Genetics of Sesame Street Characters

NSTA Science Scope 2/1/2001 By Susan Raye
Type Category
Instructional Materials
Project , Model , Activity
This resource, vetted by NSTA curators, is provided to teachers along with suggested modifications to make it more in line with the vision of the NGSS. While not considered to be "fully aligned," the resources and expert recommendations provide teachers with concrete examples and expert guidance using the EQuIP rubric to adapted existing resources. Read more here.



The Sesame Street Characters are used to: 1. Create a gene map for a particular Sesame Street character. 2. Move the resulting chromosomes through the steps of meiosis to produce the possible gametes of that individual character. 3. Choose a spouse and diagram the genetic crosses that would produce two different children, by using Punnett Squares. 4. Draw family portraits based on the genotypes of each individual, both offspring and parents. This can be used as an individual or group project; lasting from a week to a month depending on your extensions.

Intended Audience

Educational Level
  • Grade 8
  • Grade 7
  • Grade 6
  • Middle School
Access Restrictions

Available by subscription - The right to view and/or download material, often for a set period of time, by way of a financial agreement between rights holders and authorized users.

Performance Expectations

MS-LS3-2 Develop and use a model to describe why asexual reproduction results in offspring with identical genetic information and sexual reproduction results in offspring with genetic variation.

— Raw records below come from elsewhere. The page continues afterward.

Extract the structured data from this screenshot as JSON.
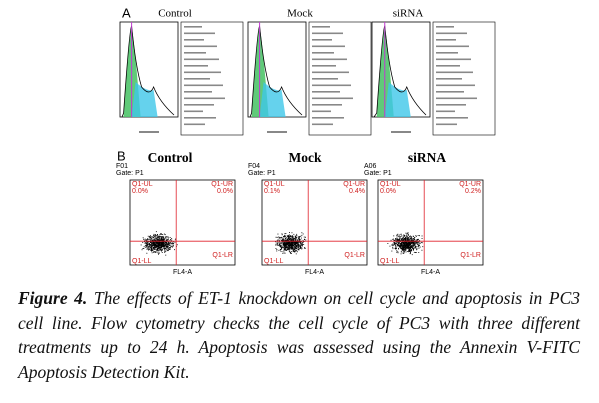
{
  "panel_a": {
    "label": "A",
    "plots": [
      {
        "title": "Control"
      },
      {
        "title": "Mock"
      },
      {
        "title": "siRNA"
      }
    ]
  },
  "panel_b": {
    "label": "B",
    "plots": [
      {
        "title": "Control",
        "sample": "F01",
        "gate": "Gate: P1",
        "ul": "Q1-UL",
        "ul_value": "0.0%",
        "ur": "Q1-UR",
        "ur_value": "0.0%",
        "ll": "Q1-LL",
        "lr": "Q1-LR",
        "x_axis_label": "FL4-A"
      },
      {
        "title": "Mock",
        "sample": "F04",
        "gate": "Gate: P1",
        "ul": "Q1-UL",
        "ul_value": "0.1%",
        "ur": "Q1-UR",
        "ur_value": "0.4%",
        "ll": "Q1-LL",
        "lr": "Q1-LR",
        "x_axis_label": "FL4-A"
      },
      {
        "title": "siRNA",
        "sample": "A06",
        "gate": "Gate: P1",
        "ul": "Q1-UL",
        "ul_value": "0.0%",
        "ur": "Q1-UR",
        "ur_value": "0.2%",
        "ll": "Q1-LL",
        "lr": "Q1-LR",
        "x_axis_label": "FL4-A"
      }
    ]
  },
  "caption": {
    "label": "Figure 4.",
    "text": "The effects of ET-1 knockdown on cell cycle and apoptosis in PC3 cell line. Flow cytometry checks the cell cycle of PC3 with three different treatments up to 24 h. Apoptosis was assessed using the Annexin V-FITC Apoptosis Detection Kit."
  }
}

Clarification Statement: Emphasis is on using models such as Punnett squares, diagrams, and simulations to describe the cause and effect relationship of gene transmission from parent(s) to offspring and resulting genetic variation.

Assessment Boundary: none

This resource appears to be designed to build towards this performance expectation, though the resource developer has not explicitly stated so.

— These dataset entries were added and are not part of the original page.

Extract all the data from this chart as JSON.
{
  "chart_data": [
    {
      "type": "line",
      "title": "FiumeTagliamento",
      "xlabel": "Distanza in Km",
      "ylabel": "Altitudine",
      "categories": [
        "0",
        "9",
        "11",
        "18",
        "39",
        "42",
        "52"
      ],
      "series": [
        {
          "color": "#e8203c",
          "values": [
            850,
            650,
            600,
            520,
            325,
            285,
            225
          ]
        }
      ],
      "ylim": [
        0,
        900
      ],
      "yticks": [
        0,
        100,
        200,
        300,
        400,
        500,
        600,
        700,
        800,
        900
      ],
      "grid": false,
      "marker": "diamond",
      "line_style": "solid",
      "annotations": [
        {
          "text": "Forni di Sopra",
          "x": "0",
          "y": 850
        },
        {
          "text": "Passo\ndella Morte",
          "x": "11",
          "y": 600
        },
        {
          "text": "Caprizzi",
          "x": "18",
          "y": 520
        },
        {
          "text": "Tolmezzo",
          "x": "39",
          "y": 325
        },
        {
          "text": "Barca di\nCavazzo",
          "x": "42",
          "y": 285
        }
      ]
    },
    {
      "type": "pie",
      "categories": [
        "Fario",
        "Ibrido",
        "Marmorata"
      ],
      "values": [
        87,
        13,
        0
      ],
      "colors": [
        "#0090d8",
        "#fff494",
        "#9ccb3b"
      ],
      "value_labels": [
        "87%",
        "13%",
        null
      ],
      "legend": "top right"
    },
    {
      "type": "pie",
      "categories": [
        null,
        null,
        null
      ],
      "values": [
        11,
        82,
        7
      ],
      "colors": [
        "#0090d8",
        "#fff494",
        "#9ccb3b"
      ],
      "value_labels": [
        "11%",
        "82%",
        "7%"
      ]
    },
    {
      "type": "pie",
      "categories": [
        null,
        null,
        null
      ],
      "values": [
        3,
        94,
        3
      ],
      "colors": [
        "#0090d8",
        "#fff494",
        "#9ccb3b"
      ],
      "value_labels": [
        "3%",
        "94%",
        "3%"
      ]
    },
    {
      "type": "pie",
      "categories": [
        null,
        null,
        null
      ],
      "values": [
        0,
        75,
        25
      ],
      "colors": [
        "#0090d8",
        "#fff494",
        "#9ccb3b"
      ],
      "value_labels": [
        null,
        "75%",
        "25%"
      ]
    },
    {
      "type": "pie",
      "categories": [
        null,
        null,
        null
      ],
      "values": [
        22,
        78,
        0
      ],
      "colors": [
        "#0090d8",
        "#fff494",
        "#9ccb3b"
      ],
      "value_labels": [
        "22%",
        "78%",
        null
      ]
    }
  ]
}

Comments about Including the Performance Expectation
This is an excellent lesson for building an understanding of sexual reproduction by both using and developing the learners own models. The author develops the unit through questioning techniques to build understanding; adding the vocabulary as needed. This lesson would be a great culminating activity after the learner has been introduced to "Types of Reproduction" and asexual reproduction with an understanding of genetic variation found in sexual reproduction. Many varieties of this lesson exist that put more vocabulary, and background information in the lesson. Here is an example:

Science and Engineering Practices

This resource is explicitly designed to build towards this science and engineering practice.

Comments about Including the Science and Engineering Practice
This resources models fertilization, meiosis, punnett squares, and gene maps.

Disciplinary Core Ideas

This resource is explicitly designed to build towards this disciplinary core idea.

Comments about Including the Disciplinary Core Idea
This resource explores genes, alleles, chromosomes, heredity and the different ways that alleles can interact: dominant, recessive, and incompletely dominant. It builds an understanding of how parents can have offspring with many genetic variations.

Crosscutting Concepts

This resource is explicitly designed to build towards this crosscutting concept.

Comments about Including the Crosscutting Concept
This resource helps students see a definite relationship between parents genetic traits and the variety of traits found in their offspring due to the process of meiosis necessary for sexual reproduction.

Resource Quality

  • Alignment to the Dimensions of the NGSS: There is a strong correlation of the three dimensions of NGSS. However, the resource only addresses sexual reproduction not asexual reproduction with partial alignment of the fact that sexual reproduction provides variety. Elements of the disciplinary core are significantly addressed. Use of the lesson provides an opportunity for hands-on exploration performance expectation and the crosscutting concept of patterns can be used to describe cause and affect relationship. Grade‐appropriate elements of the science and engineering practice(s), disciplinary core idea(s), and crosscutting concept(s), work together to support students in three‐dimensional learning.

  • Instructional Supports: The activity engages students in the practices that work together with disciplinary core ideas and crosscutting concepts to support students in making sense of Punnett Squares, Gene Maps, and other genetic tools. The resource provides guidance in facilitating the lesson but needs the educator to have introduced general genetics background information. This should be thought of as a cumulative lesson or can be developed into a Project Based Unit.

  • Monitoring Student Progress: Formative assessments of three-dimensional learning are embedded throughout the instruction.